I really wish Maya and Shannon would go home. I'm
tempted to take money out of my own savings to help them change their tickets so they can be out of our hair and our home for good. But then, what would Mom do? What would she want?
So after I cooled off, I reconsidered the news that Nick Stark is like my uncle, or sort of, and I got to thinking that it was kind of interesting. So I do a little investigating of Nick Stark online. And it turns out, I was right; he is making a serious comeback in his singing career.
But here's what makes me sort of sad. I just realized how Mom would've gotten such a big kick out of this news. It's just the kind ofthing she would've called up a good friend and enjoyed a good chat over. I wouldn't even be surprised if my parents have some old Nick Stark records stashed away someplace. But then she's not here to have fun with it. She never even had the chance to find out about her famous “relative.”
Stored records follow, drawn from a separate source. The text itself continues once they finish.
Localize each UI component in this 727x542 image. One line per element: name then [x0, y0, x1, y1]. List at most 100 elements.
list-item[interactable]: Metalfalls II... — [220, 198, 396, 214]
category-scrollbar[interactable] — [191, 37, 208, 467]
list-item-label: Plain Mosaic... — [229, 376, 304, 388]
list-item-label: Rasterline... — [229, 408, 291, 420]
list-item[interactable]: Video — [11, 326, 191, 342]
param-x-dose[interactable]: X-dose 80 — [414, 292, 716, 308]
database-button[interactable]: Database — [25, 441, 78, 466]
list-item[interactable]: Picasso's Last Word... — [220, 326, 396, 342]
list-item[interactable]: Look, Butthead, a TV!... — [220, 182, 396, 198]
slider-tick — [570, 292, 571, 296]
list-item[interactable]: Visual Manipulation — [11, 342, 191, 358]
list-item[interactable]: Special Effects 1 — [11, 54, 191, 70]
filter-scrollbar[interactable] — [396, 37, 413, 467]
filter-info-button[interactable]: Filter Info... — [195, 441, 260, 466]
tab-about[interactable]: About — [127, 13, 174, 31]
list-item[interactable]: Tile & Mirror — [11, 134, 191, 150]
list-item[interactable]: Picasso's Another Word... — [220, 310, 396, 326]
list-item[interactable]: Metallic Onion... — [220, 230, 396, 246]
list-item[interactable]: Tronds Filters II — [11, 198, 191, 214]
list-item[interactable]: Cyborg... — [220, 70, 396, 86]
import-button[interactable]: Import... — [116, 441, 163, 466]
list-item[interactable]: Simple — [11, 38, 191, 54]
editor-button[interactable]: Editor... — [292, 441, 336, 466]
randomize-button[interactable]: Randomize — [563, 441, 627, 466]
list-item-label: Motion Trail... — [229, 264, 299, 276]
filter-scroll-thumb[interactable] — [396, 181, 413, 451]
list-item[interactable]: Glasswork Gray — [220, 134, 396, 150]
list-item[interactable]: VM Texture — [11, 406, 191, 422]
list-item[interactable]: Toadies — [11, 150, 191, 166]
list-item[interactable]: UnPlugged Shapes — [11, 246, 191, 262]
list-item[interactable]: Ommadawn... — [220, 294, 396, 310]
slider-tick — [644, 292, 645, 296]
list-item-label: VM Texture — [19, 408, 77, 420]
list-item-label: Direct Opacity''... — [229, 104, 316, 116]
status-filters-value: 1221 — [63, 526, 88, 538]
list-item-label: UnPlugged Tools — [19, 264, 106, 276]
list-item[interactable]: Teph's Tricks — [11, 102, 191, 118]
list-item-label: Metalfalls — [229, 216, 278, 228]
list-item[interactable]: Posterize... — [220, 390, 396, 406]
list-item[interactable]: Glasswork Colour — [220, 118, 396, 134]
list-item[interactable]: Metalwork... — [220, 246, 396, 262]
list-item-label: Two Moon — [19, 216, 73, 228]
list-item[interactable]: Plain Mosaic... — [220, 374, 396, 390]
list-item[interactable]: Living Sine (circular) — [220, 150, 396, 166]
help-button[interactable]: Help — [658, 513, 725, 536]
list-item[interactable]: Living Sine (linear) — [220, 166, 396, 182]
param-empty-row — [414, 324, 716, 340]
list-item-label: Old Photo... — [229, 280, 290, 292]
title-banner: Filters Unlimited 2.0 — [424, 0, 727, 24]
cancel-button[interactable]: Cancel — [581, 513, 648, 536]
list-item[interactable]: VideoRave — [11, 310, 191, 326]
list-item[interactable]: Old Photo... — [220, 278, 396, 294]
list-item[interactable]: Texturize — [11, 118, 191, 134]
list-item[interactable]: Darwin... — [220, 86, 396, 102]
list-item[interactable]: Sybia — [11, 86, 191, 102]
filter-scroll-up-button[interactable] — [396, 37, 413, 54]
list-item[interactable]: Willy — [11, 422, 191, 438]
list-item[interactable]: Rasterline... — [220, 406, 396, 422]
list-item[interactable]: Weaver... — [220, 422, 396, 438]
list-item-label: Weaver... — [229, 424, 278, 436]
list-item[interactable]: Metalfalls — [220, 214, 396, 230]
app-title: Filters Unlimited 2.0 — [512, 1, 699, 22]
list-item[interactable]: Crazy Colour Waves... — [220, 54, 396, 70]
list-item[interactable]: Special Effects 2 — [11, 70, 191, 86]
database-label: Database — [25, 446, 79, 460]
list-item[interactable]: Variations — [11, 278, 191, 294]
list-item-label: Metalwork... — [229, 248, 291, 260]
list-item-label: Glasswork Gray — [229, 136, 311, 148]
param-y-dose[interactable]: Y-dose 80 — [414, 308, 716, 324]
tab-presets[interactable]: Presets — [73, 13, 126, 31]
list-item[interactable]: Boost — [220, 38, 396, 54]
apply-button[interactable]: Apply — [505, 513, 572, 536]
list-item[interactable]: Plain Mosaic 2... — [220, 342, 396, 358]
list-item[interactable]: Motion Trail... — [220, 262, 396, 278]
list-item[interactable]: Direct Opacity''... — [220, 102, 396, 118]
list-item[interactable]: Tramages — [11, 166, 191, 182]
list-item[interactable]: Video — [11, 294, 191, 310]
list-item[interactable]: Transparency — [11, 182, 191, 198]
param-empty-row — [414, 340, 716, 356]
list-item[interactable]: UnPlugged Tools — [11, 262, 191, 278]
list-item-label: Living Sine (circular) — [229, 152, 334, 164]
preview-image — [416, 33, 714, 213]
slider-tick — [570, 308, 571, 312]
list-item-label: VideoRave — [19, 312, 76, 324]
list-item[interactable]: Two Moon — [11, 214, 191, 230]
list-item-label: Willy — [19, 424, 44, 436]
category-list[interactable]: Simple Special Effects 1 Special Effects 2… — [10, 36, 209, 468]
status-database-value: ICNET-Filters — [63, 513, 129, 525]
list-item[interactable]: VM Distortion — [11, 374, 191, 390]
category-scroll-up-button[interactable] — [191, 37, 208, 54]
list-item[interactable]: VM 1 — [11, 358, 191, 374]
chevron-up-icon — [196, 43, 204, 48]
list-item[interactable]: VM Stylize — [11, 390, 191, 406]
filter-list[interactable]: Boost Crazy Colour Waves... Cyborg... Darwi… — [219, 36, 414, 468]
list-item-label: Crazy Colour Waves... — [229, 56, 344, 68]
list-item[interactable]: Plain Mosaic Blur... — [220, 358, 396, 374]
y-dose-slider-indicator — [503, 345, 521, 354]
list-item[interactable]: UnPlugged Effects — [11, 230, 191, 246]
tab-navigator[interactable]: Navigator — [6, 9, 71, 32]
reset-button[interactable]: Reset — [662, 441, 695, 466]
On second thought, she might not have liked all the family feuding that comes with getting to know our “extended” family. And she'd probably feel sad to learn that Shannon is so bitter about her ex and that she and Maya are always at such odds.
Still, I think she would've gotten a kick out of a famous brother-in-law. Even if he is an ex. But maybe she's well aware of all this by now. I mean, wouldn't God let her in on all these sorts of interesting developments up in heaven? Or maybe no one cares about stuff like that up there. Who knows? It's too much for my little brain to think about. Especially at 3:14 A.M.